A concrete case from a consulting engagement: an accounting close pipeline at a Brazilian fintech. The ORM was generating 47 subqueries for something native SQL solves in 1 CTE with a window function. Databricks/Snowflake bill: about USD 1,600 a month. After someone finally wrote the query in plain SQL: USD 160 a month. Same business result, 10x difference.

Real accounting-close case: unprepared ORM at R$ 8,000/month vs plain SQL at R$ 800/month, 10x cheaper

It wasn’t an isolated case. It’s the pattern. Wherever there’s a large pipeline generated through abstraction, there’s a 10x fat factor waiting for someone to read the execution plan.

AI generates bad SQL at scale

Every generative AI today produces fluent SQL. It compiles, runs, and returns the right number on the first try. The problem is not correctness. It’s efficiency.

Patterns I keep seeing in LLM-generated SQL that nobody reviewed:

Antipatterns in unreviewed LLM-generated SQL: SELECT * in stacked CTEs, IN instead of JOIN, function on indexed column, no partition hint, WINDOW without proper PARTITION BY

Of these five patterns, there isn’t one I haven’t seen in generated queries. If you don’t read execution plans, you don’t see any of this. It ships to production and you pay the interest at the end of the month. Technical debt with AI is not the same debt as 5 years ago. You take it on 10x faster, convinced you’re getting ahead.

The execution plan is where the difference lives

EXPLAIN ANALYZE in Postgres. EXPLAIN COST in Snowflake. The physical plan in the Spark UI. It’s the first thing I look at before letting a new query run at scale. They all tell you the same thing: how many rows the engine will scan, which joins it picked, where the shuffle is, where the broadcast is, where the queue is.

A coder looks at the plan and doesn’t understand it. An engineer reads it and knows whether it’s fit for production or needs a rewrite. It’s not memorization. It’s reading from cause to cost.
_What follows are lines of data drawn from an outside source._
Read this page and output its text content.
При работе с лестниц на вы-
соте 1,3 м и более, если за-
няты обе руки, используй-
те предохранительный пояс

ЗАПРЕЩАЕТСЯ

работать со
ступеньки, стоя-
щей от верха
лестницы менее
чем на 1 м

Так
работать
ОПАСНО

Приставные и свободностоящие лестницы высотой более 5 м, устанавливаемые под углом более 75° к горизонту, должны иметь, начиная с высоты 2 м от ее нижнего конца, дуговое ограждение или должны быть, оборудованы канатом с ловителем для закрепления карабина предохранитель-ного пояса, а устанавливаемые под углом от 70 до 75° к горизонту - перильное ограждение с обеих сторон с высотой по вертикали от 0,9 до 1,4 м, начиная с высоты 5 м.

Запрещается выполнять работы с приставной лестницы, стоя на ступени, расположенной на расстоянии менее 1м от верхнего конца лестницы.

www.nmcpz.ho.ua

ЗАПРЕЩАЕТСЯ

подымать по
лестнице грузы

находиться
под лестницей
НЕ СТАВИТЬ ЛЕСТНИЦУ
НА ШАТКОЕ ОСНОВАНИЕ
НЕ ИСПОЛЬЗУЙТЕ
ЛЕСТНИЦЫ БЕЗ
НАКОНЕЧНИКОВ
When you ask an LLM to generate SQL, also ask for the estimated plan, ask it to compare against an alternative version, ask it to discuss the partition vs broadcast trade-off. If you can’t evaluate the answer, you’re not doing engineering yet. You’re outsourcing the decision.

The decision comes before the next feature

SQL didn’t die. The people who pretended to know it did.

AI is professional darwinism. Whoever truly learns SQL becomes 10x more productive with it, because they can evaluate what it generates. Whoever outsources ORM plus AI accumulates debt that will break production in 18 months, and on that day there will be nobody left to debug it, because nobody reads execution plans anymore.

The choice happens before the next feature. Will you learn what’s actually running, or bet that AI covers your gap? It’s a bad bet.